El Réseau de santé Vitalité ha presentado una apelación ante el Tribunal de Apelaciones de Nuevo Brunswick para revocar una decisión del Tribunal de Banc del Rey que le obliga a utilizar el inglés en el litigio que enfrenta con Canadian Health Labs (CHL). El caso podría aclarar una ambigüedad de 40 años en la Ley de Lenguas Oficiales.
Canadian Health Labs (CHL) ha iniciado tres demandas civiles contra el Réseau de santé Vitalité por haber cumplido con contratos firmados en 2022 relacionados con la contratación de enfermeras viajeras.
Aunque el abogado de la empresa solicitó que los procedimientos judiciales se llevaran a cabo en inglés, Vitalité respondió a la demanda presentando documentos redactados en francés.
En octubre, la jueza Maya Hamou dictaminó que, en virtud de la Ley de Lenguas Oficiales de Nuevo Brunswick, Vitalité debía acatar las solicitudes de la parte demandante para que el resto del proceso se desarrollara en inglés.
Vitalité ahora solicita autorización para llevar el caso a apelación.
Un estatus diferenciado para Vitalité
Durante una videoconferencia el viernes por la mañana, el abogado de Vitalité, Me Vincent Charest, intentó convencer al juez Ivan Robichaud del Tribunal de Apelaciones de que su colega del Tribunal de Banc del Rey había cometido varios errores en su fallo de octubre.
“En esencia, la decisión se refiere a la interpretación de las múltiples disposiciones de la Ley de Lenguas Oficiales”, declaró Me Charest.
Los abogados de Vitalité argumentan que la jueza Hamou debería haber reconocido que la Ley de Lenguas Oficiales otorga un estatus diferenciado a la agencia como institución cultural y educativa.
Este estatus especial que disfrutan las instituciones culturales y educativas implica que no están sujetas a las mismas obligaciones en virtud de la Ley de Lenguas Oficiales.
Si este estatus hubiera sido reconocido, la agencia habría estado exenta de responder a las demandas civiles en el idioma elegido por la parte demandante, como lo están otras instituciones provinciales.
El abogado de los demandantes, Me Philippe Frenette, argumentó que la decisión de la jueza Hamou se basaba en un razonamiento sólido.
Según él, Vitalité se niega a cumplir con las secciones 22, 27 y 28, que estipulan que la agencia debe ofrecer servicios en ambos idiomas oficiales.
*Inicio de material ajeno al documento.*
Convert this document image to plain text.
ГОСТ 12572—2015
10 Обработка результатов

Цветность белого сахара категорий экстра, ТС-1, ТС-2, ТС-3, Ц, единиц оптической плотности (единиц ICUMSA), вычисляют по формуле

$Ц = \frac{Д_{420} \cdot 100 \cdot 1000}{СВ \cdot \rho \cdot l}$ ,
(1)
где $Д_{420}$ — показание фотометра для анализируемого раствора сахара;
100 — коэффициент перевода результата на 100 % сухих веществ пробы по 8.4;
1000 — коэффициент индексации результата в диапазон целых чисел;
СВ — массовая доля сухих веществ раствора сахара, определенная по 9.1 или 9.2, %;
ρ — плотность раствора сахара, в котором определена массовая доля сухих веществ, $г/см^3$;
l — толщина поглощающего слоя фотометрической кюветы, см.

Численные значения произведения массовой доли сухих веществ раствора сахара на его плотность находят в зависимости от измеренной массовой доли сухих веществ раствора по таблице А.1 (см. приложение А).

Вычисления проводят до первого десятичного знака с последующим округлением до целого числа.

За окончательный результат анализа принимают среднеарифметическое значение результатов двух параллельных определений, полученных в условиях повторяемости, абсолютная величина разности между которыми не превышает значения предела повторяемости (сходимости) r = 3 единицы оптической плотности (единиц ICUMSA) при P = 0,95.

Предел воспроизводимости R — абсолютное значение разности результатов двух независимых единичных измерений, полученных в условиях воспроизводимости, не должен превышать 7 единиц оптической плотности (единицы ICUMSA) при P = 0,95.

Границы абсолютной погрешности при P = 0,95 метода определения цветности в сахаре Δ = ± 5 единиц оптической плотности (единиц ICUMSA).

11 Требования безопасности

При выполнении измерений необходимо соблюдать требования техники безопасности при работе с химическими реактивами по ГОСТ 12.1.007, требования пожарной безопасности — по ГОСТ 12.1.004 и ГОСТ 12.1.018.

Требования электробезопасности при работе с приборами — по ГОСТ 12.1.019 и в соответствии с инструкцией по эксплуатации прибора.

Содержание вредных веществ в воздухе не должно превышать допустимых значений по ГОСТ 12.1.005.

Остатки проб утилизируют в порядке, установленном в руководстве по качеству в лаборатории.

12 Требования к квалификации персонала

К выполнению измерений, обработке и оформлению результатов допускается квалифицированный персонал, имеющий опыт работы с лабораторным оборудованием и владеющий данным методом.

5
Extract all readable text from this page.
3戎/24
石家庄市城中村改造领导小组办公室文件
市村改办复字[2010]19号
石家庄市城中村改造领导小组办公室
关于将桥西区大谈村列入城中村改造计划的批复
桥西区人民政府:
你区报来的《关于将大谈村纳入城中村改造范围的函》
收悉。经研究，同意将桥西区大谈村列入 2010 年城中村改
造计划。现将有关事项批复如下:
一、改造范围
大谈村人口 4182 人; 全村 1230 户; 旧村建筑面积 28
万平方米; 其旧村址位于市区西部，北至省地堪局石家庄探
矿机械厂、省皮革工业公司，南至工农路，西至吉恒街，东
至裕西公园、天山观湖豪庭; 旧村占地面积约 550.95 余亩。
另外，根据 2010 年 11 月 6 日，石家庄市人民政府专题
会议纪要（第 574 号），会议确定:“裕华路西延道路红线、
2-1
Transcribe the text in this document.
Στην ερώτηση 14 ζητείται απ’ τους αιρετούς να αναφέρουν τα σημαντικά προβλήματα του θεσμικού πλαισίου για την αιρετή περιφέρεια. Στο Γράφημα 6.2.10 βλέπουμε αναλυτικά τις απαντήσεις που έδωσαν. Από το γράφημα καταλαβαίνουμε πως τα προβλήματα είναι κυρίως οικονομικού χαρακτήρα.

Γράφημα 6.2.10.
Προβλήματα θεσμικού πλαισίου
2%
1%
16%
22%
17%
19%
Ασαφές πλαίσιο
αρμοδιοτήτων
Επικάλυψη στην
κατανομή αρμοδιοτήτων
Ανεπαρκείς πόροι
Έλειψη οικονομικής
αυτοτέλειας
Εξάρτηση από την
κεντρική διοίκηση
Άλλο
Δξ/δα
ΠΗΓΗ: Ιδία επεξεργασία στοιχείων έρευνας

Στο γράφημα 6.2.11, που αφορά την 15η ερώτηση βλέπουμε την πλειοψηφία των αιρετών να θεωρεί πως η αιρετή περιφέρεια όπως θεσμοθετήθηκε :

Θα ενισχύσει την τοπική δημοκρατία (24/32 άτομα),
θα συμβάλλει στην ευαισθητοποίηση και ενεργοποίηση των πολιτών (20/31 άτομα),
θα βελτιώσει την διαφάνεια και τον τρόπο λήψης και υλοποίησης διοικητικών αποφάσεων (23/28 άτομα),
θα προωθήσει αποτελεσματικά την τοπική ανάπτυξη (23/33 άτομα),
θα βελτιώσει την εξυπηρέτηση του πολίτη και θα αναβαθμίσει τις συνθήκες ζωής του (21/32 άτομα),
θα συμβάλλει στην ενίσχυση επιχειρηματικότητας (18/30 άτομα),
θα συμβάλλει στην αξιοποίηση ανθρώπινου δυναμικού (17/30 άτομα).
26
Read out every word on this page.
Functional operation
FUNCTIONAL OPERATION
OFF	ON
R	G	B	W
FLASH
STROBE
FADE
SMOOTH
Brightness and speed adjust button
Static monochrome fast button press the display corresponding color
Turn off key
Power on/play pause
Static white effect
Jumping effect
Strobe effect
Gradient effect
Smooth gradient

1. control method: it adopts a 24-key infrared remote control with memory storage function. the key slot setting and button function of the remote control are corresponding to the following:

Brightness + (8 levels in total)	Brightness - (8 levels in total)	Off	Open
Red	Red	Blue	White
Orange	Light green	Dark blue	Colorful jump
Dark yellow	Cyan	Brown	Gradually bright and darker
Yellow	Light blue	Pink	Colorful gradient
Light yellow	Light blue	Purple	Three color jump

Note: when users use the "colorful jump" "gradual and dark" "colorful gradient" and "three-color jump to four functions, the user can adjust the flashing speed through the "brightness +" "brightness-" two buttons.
“Ofrece servicios al público y sus servicios deben ser bilingües”, afirmó.
Vitalité argumentó que cumple con estas disposiciones de la Ley de Lenguas Oficiales, pero que estas se aplican a la atención brindada a los pacientes.
Después de escuchar a ambas partes, el juez Robichaud indicó que revisaría los argumentos presentados por ambos lados y que se dictará una decisión pronto, probablemente la semana próxima.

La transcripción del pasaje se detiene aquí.